T O P I C R E V I E W |
JobelMurta |
Posted - Feb 13 2025 : 12:29:29 Hi,
I have some PDF documents with similar layout. This documents are a technical specification that has being changed and improved since a few years ago. Now I have more than 14k documents and would like to have a way to automate the process of tagging those pdf files based on their similarity, besides extract data from specific fields on each document to put the data extracted at the right database field. I'm attaching a few similar files and other that are a little bit different. So the similar ones I could call them as model "A", and other type as model "B", "C", etc. From model "A" data with document number is close to position (top,left,width,height) approximately. As on document "B" the same information is at another position. Please help me on ideas on how to find a solution for this issue. Also with an OCR on each data would help on load all this data correctly to a local Mysql server. If you think that training the model using find objects is the best way please give me some clues on how can I start this project as I used PDF Pages Objects demo, but was not able to find reasonable positions where I could delimiter the data to extract.

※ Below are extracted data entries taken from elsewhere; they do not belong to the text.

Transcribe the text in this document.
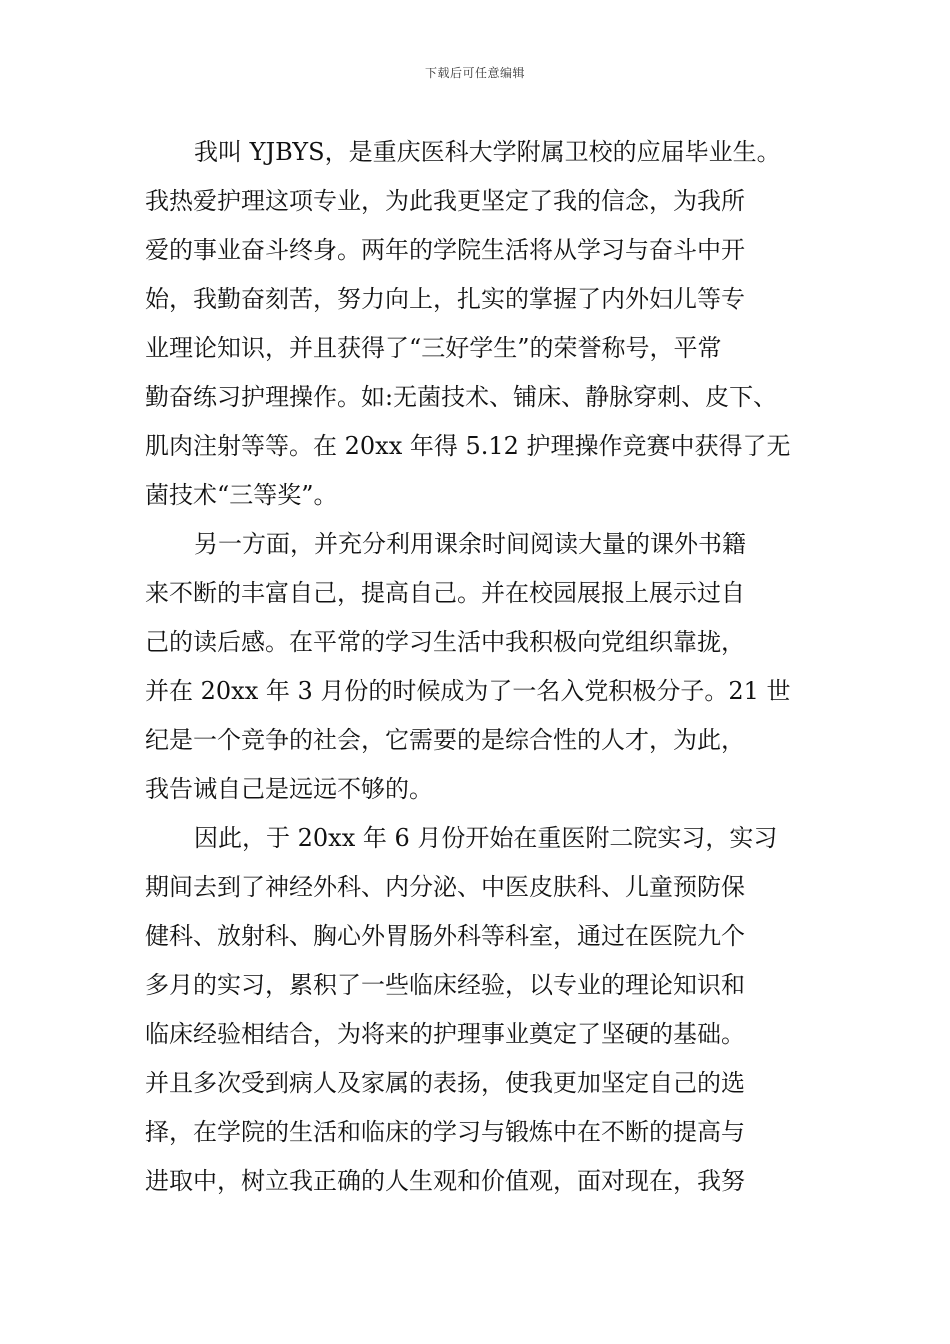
下载后可任意编辑
我叫 YJBYS，是重庆医科大学附属卫校的应届毕业生。
我热爱护理这项专业，为此我更坚定了我的信念，为我所
爱的事业奋斗终身。两年的学院生活将从学习与奋斗中开
始，我勤奋刻苦，努力向上，扎实的掌握了内外妇儿等专
业理论知识，并且获得了“三好学生”的荣誉称号，平常
勤奋练习护理操作。如:无菌技术、铺床、静脉穿刺、皮下、
肌肉注射等等。在 20xx 年得 5.12 护理操作竞赛中获得了无
菌技术“三等奖”。
另一方面，并充分利用课余时间阅读大量的课外书籍
来不断的丰富自己，提高自己。并在校园展报上展示过自
己的读后感。在平常的学习生活中我积极向党组织靠拢，
并在 20xx 年 3 月份的时候成为了一名入党积极分子。21 世
纪是一个竞争的社会，它需要的是综合性的人才，为此，
我告诫自己是远远不够的。
因此，于 20xx 年 6 月份开始在重医附二院实习，实习
期间去到了神经外科、内分泌、中医皮肤科、儿童预防保
健科、放射科、胸心外胃肠外科等科室，通过在医院九个
多月的实习，累积了一些临床经验，以专业的理论知识和
临床经验相结合，为将来的护理事业奠定了坚硬的基础。
并且多次受到病人及家属的表扬，使我更加坚定自己的选
择，在学院的生活和临床的学习与锻炼中在不断的提高与
进取中，树立我正确的人生观和价值观，面对现在，我努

attach/JobelMurta/2025213122754_00606.pdf
attach/JobelMurta/2025213122840_000091170000002.pdf
attach/JobelMurta/202521312299_000365170000003.pdf |
1 L A T E S T R E P L I E S (Newest First) |
xequte |
Posted - Feb 13 2025 : 14:40:17 Hi
I'm not sure what basis by which you would consider the documents similar, for example, if it was based on layout you could treat the documents as images as compare their similarity:
http://www.imageen.com/help/TImageEnProc.CompareWith.html http://www.imageen.com/help/TImageEnProc.ComputeImageEquality.html
Otherwise if it related to text, you could extract the text or object positions and create some algorithm to compare those.
These PDF files are mostly text anyway, so OCR should would only be needed if you want to parse their image content (e.g. the yellow areas of the first document).
Nigel Xequte Software www.imageen.com
|
|
|